Schjeldahl, too, wonders about the reasons MoMA gives for the surge in abstract work in the 20th century. But unlike Saltz, he doesn’t rally much furor over the type of works featured in the exhibition. MoMA “raises the question ‘Why?’ at every turn”, but it doesn’t give much in the way of answers, other than alluding to the answers cooked up by the artists in the show:

Many of the artists had answers—or, at least, they cooked them up. The trailblazing Wassily Kandinsky and the bulletproof masters of abstraction, Piet Mondrian and Kazimir Malevich, doubled, tortuously, as theorists. They initiated what would become a common feature of determinedly innovative art culture to this day: the simpler the art, the more elaborate the rationale.

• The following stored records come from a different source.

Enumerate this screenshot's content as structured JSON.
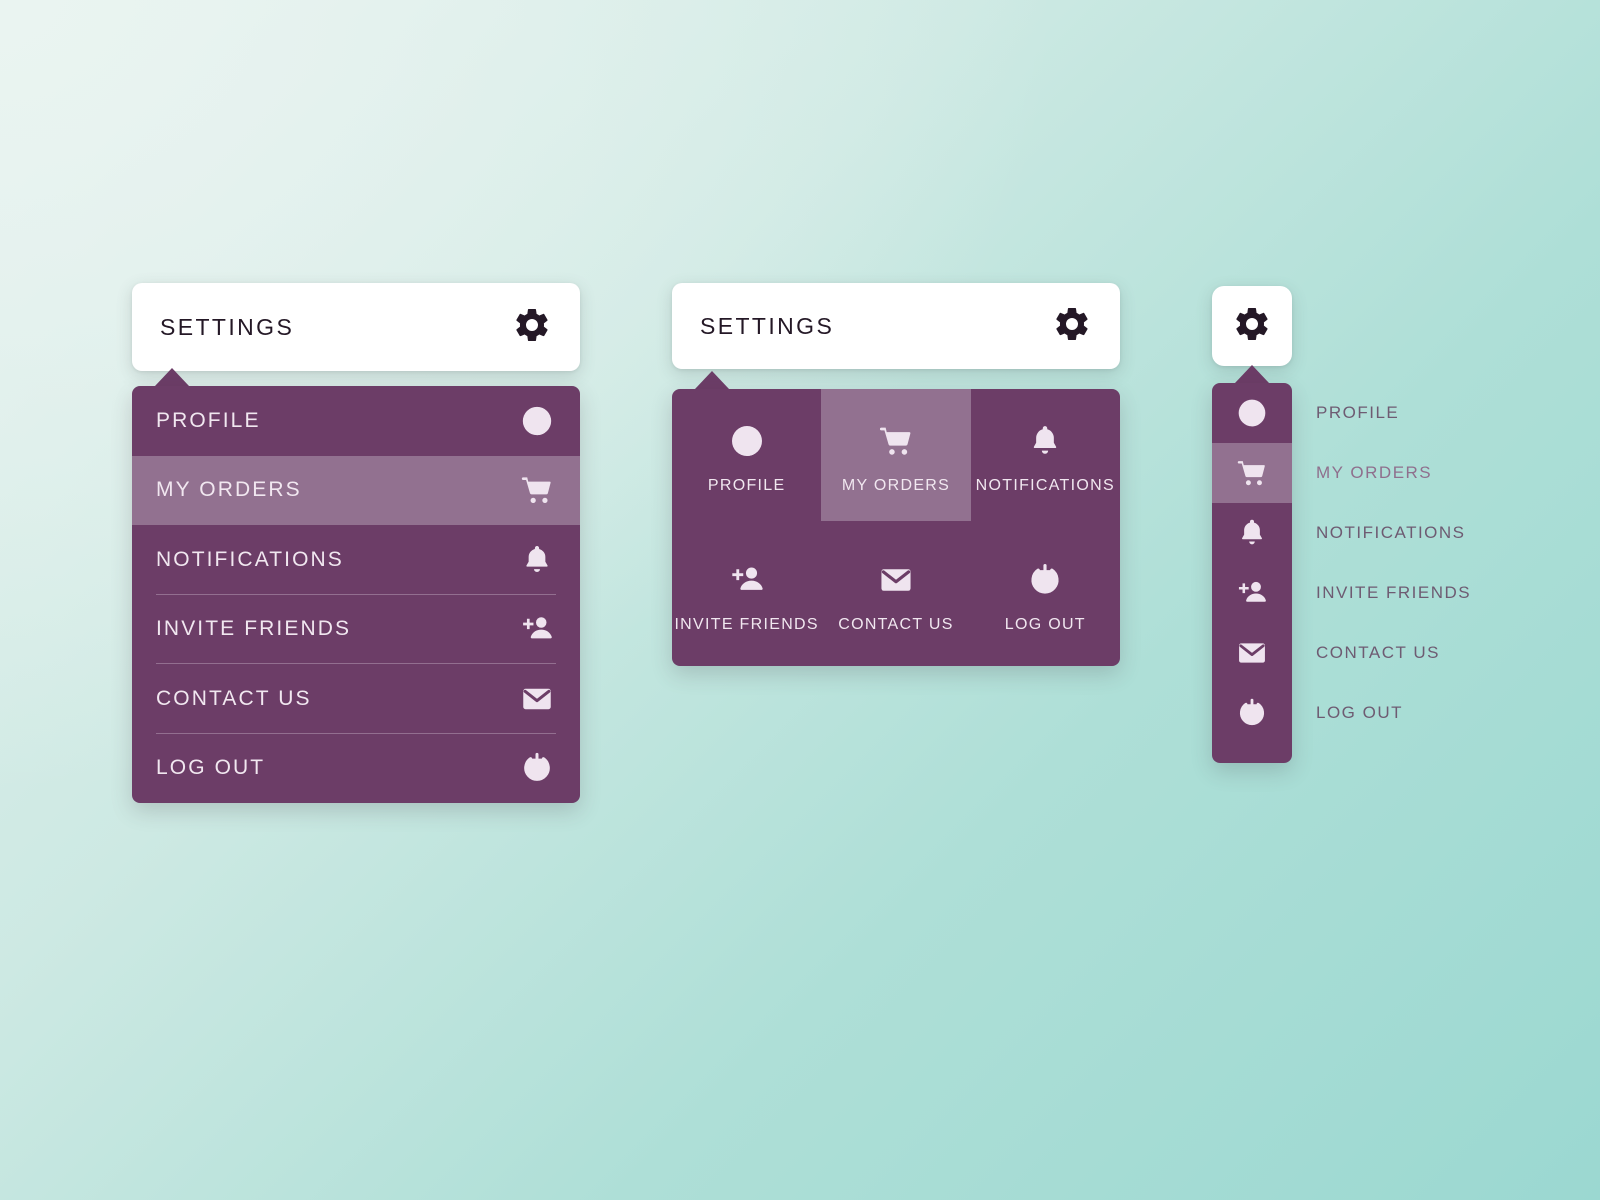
{
  "theme": {
    "panel_purple": "#6C3D67",
    "panel_highlight": "#927190",
    "header_white": "#FFFFFF",
    "icon_light": "#EFE4EF",
    "gear_dark": "#241826",
    "label_muted": "#6E5B72",
    "bg_mint_light": "#E3F1ED",
    "bg_mint_dark": "#9BD8D1"
  },
  "menus": {
    "list_menu": {
      "header_title": "SETTINGS",
      "header_icon": "gear-icon",
      "items": [
        {
          "label": "PROFILE",
          "icon": "person-circle-icon",
          "active": false
        },
        {
          "label": "MY ORDERS",
          "icon": "shopping-cart-icon",
          "active": true
        },
        {
          "label": "NOTIFICATIONS",
          "icon": "bell-icon",
          "active": false
        },
        {
          "label": "INVITE FRIENDS",
          "icon": "person-add-icon",
          "active": false
        },
        {
          "label": "CONTACT US",
          "icon": "envelope-icon",
          "active": false
        },
        {
          "label": "LOG OUT",
          "icon": "power-icon",
          "active": false
        }
      ]
    },
    "grid_menu": {
      "header_title": "SETTINGS",
      "header_icon": "gear-icon",
      "items": [
        {
          "label": "PROFILE",
          "icon": "person-circle-icon",
          "active": false
        },
        {
          "label": "MY ORDERS",
          "icon": "shopping-cart-icon",
          "active": true
        },
        {
          "label": "NOTIFICATIONS",
          "icon": "bell-icon",
          "active": false
        },
        {
          "label": "INVITE FRIENDS",
          "icon": "person-add-icon",
          "active": false
        },
        {
          "label": "CONTACT US",
          "icon": "envelope-icon",
          "active": false
        },
        {
          "label": "LOG OUT",
          "icon": "power-icon",
          "active": false
        }
      ]
    },
    "rail_menu": {
      "header_icon": "gear-icon",
      "items": [
        {
          "label": "PROFILE",
          "icon": "person-circle-icon",
          "active": false
        },
        {
          "label": "MY ORDERS",
          "icon": "shopping-cart-icon",
          "active": true
        },
        {
          "label": "NOTIFICATIONS",
          "icon": "bell-icon",
          "active": false
        },
        {
          "label": "INVITE FRIENDS",
          "icon": "person-add-icon",
          "active": false
        },
        {
          "label": "CONTACT US",
          "icon": "envelope-icon",
          "active": false
        },
        {
          "label": "LOG OUT",
          "icon": "power-icon",
          "active": false
        }
      ]
    }
  }
}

Of all the artists in the show, Schjeldahl prefers an artist having very little to do with MoMA’s academic tenor. It’s just one small work, “Sophie Taeuber-Arp’s humble, radiant tapestry, which obliterates all skepticism.” He adds, “Little else in the show makes such humanly grounded sense.” Ha. Taeuber-Arp’s work doesn’t need an elaborate, academic package to appreciate it. Schjeldahl likes what he likes, regardless of the story MoMA’s trying to tell. It’s still a “splendid historical survey”; he just didn’t like most of what they included.

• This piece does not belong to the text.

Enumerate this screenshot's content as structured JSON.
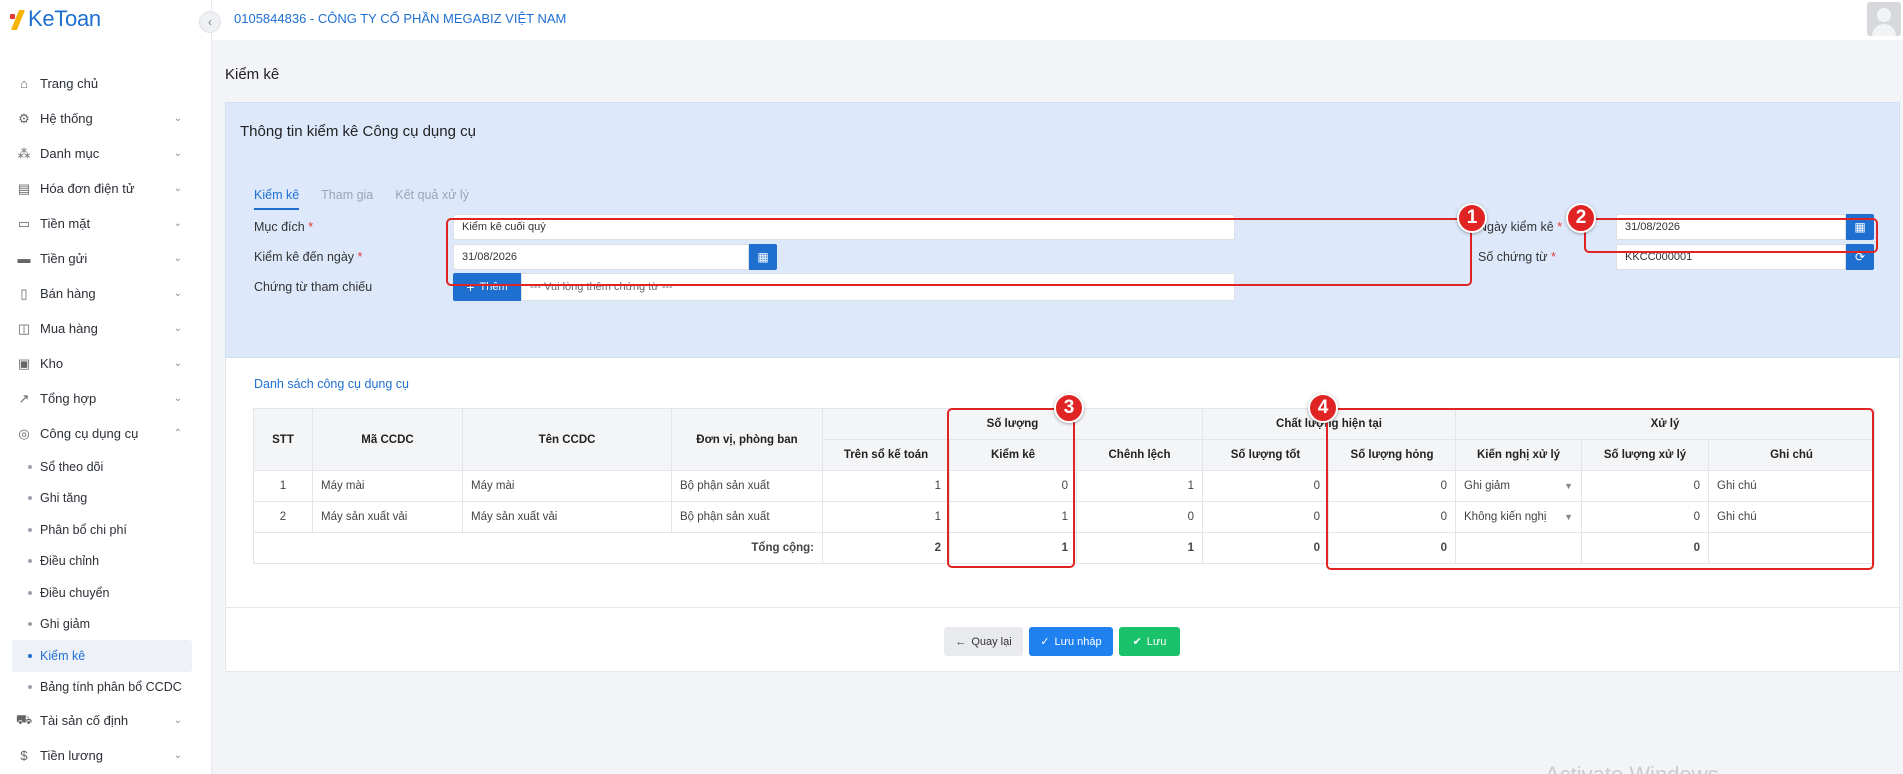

Saltz liked work in the show, too, but for him, there are matters of far greater importance than whether some nice-looking paintings make you feel good. He ends his review with a booming, doomsday message:

 If it doesn’t open up this storyline soon, MoMA will be doomed to examine the imagined logic of its beautiful ­bellybutton, alone and forever.

Saltz cares about history, and that’s admirable. We’re not really sure what type of survey show about abstraction MoMA could put on that would appease Saltz, though we do know it would need to include Jazz pianist Jelly Roll Morton. That could be a fantastic show, if not unwieldy, but art museums don’t always warm up to such far reaching exhibitions. So, we’re not going to wait with our fingers crossed for that one, but it’d probably be better than yet another “splendid historical survey”.